Compute normal vector from OC coordinates and ordered responses.

nv.svm(
  xmat,
  resp,
  kernel = "radial",
  tune.param = "heuristics",
  param.heuristics.k = 3,
  param.heuristics.frac = 0.5,
  ...
)

Arguments

xmat

Matrix of OC coordinates (i.e., predictors).

resp

Response Variable (i.e., ordered choices).

kernel

The kernel used in training and predicting. The default is "radial" to use radial basis function (RBF). The alterantaives are "linear", "polynomial" or "sigmoid". See the help file of svm for more details.

tune.param

Method to determine the parameters. Following options are currently available:

  • NULL: Use svm with the default or manually set parameter values. To manually set parameters. Check the available parameters (and their default values) in svm function in e1071 package.

  • "heuristics" (default): If kernel=="radial", Use heuristics-based method (i.e., formulation identical to sigest in kernlab package) to determine optimal gamma. Additionally, if resp is numeric, use heuristic based method described in Cherkassky & Ma (2004) to determine optimal parameters for C (cost) and epsilon (epsilon-regression is automatically selected). If resp is a factor, the same behavior as NULL.

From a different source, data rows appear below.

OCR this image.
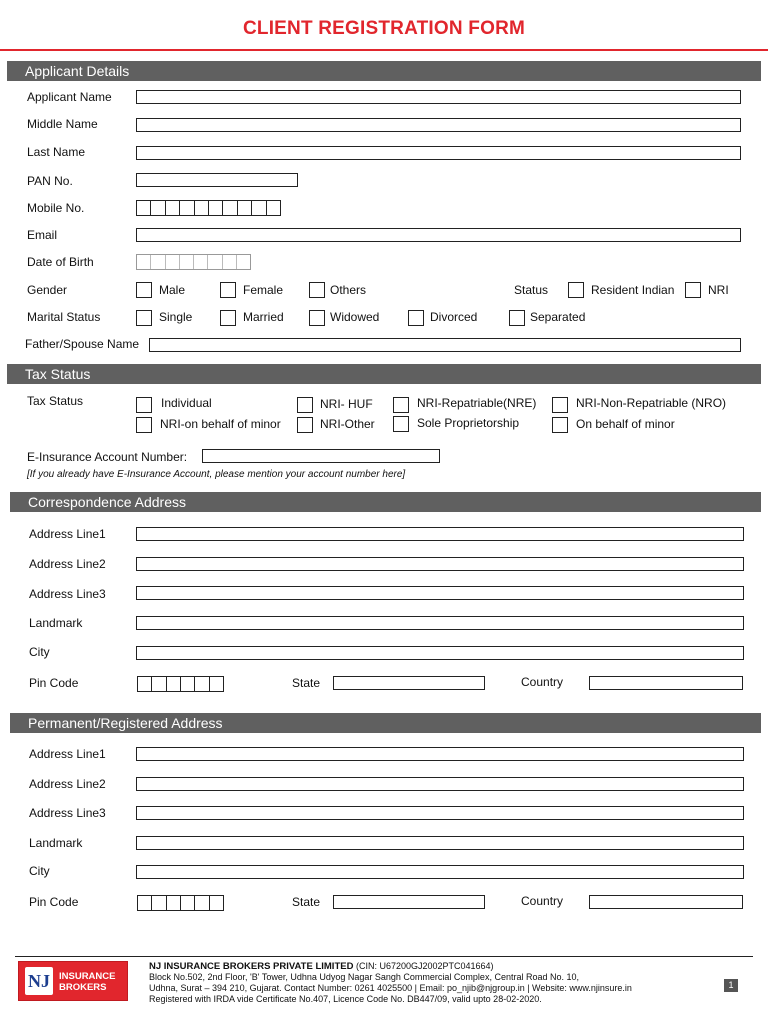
CLIENT REGISTRATION FORM
Applicant Details
Applicant Name
Middle Name
Last Name
PAN No.
Mobile No.
Email
Date of Birth
Gender	Male	Female	Others	Status	Resident Indian	NRI
Marital Status	Single	Married	Widowed	Divorced	Separated
Father/Spouse Name
Tax Status
Tax Status	Individual	NRI- HUF	NRI-Repatriable(NRE)	NRI-Non-Repatriable (NRO)
NRI-on behalf of minor	NRI-Other	Sole Proprietorship	On behalf of minor
E-Insurance Account Number:
[If you already have E-Insurance Account, please mention your account number here]
Correspondence Address
Address Line1
Address Line2
Address Line3
Landmark
City
Pin Code	State	Country
Permanent/Registered Address
Address Line1
Address Line2
Address Line3
Landmark
City
Pin Code	State	Country
NJ INSURANCE
BROKERS
NJ INSURANCE BROKERS PRIVATE LIMITED (CIN: U67200GJ2002PTC041664)
Block No.502, 2nd Floor, 'B' Tower, Udhna Udyog Nagar Sangh Commercial Complex, Central Road No. 10,
Udhna, Surat – 394 210, Gujarat. Contact Number: 0261 4025500 | Email: po_njib@njgroup.in | Website: www.njinsure.in
Registered with IRDA vide Certificate No.407, Licence Code No. DB447/09, valid upto 28-02-2020.
1
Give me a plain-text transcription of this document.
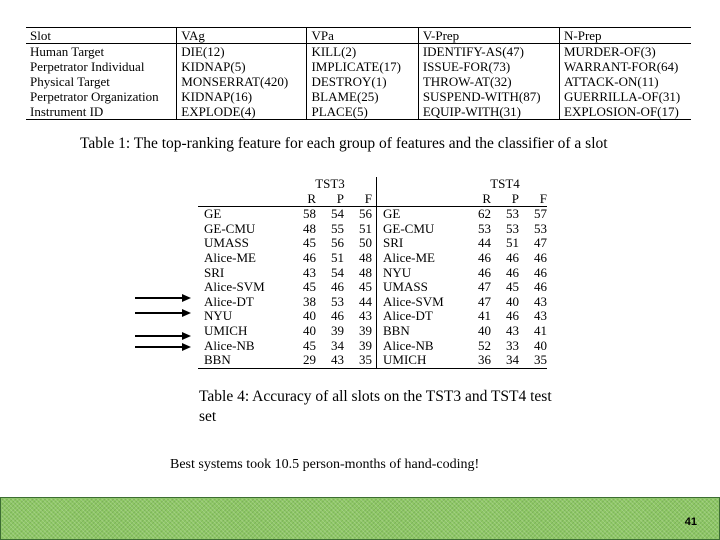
Slot	VAg	VPa	V-Prep	N-Prep
Human Target	DIE(12)	KILL(2)	IDENTIFY-AS(47)	MURDER-OF(3)
Perpetrator Individual	KIDNAP(5)	IMPLICATE(17)	ISSUE-FOR(73)	WARRANT-FOR(64)
Physical Target	MONSERRAT(420)	DESTROY(1)	THROW-AT(32)	ATTACK-ON(11)
Perpetrator Organization	KIDNAP(16)	BLAME(25)	SUSPEND-WITH(87)	GUERRILLA-OF(31)
Instrument ID	EXPLODE(4)	PLACE(5)	EQUIP-WITH(31)	EXPLOSION-OF(17)
Table 1: The top-ranking feature for each group of features and the classifier of a slot
	TST3					TST4		
	R	P	F			R	P	F
GE	58	54	56		GE	62	53	57
GE-CMU	48	55	51		GE-CMU	53	53	53
UMASS	45	56	50		SRI	44	51	47
Alice-ME	46	51	48		Alice-ME	46	46	46
SRI	43	54	48		NYU	46	46	46
Alice-SVM	45	46	45		UMASS	47	45	46
Alice-DT	38	53	44		Alice-SVM	47	40	43
NYU	40	46	43		Alice-DT	41	46	43
UMICH	40	39	39		BBN	40	43	41
Alice-NB	45	34	39		Alice-NB	52	33	40
BBN	29	43	35		UMICH	36	34	35
Table 4: Accuracy of all slots on the TST3 and TST4 test set
Best systems took 10.5 person-months of hand-coding!
41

  • A named list of parameter vectors spanning the sampling space. If list is assigned here, the method use best.tune function to obtain the best perfomed model in the given parameter ranges.

param.heuristics.k

If tune.param=="heuristics", the method uses k nearest neighbors regression to estimate the noise variance in response variable for the detemination of epsilon. This argument sets k for this method. The default is 3. Cherkassky & Ma (2004) recommends somewhere between 2 to 6.

param.heuristics.frac

Fraction of data to use for heuristics-based estimation of gamma. By default, 50 percent of the data is used to estimate the range of the gamma hyperparameter.

...

Additional arguments passed to svm or best.tune.

Value

A vector of coefficients.

References

  • Chang, C. & C. Lin, LIBSVM: A Library for Support Vector Machines, http://www.csie.ntu.edu.tw/~cjlin/libsvm.

  • Cherkassky, V. & Y. Ma, 2004, "Practical Selection of SVM Parameters and Noise Estimation for SVM Regression", Neural Networks, 17, 113 - 126.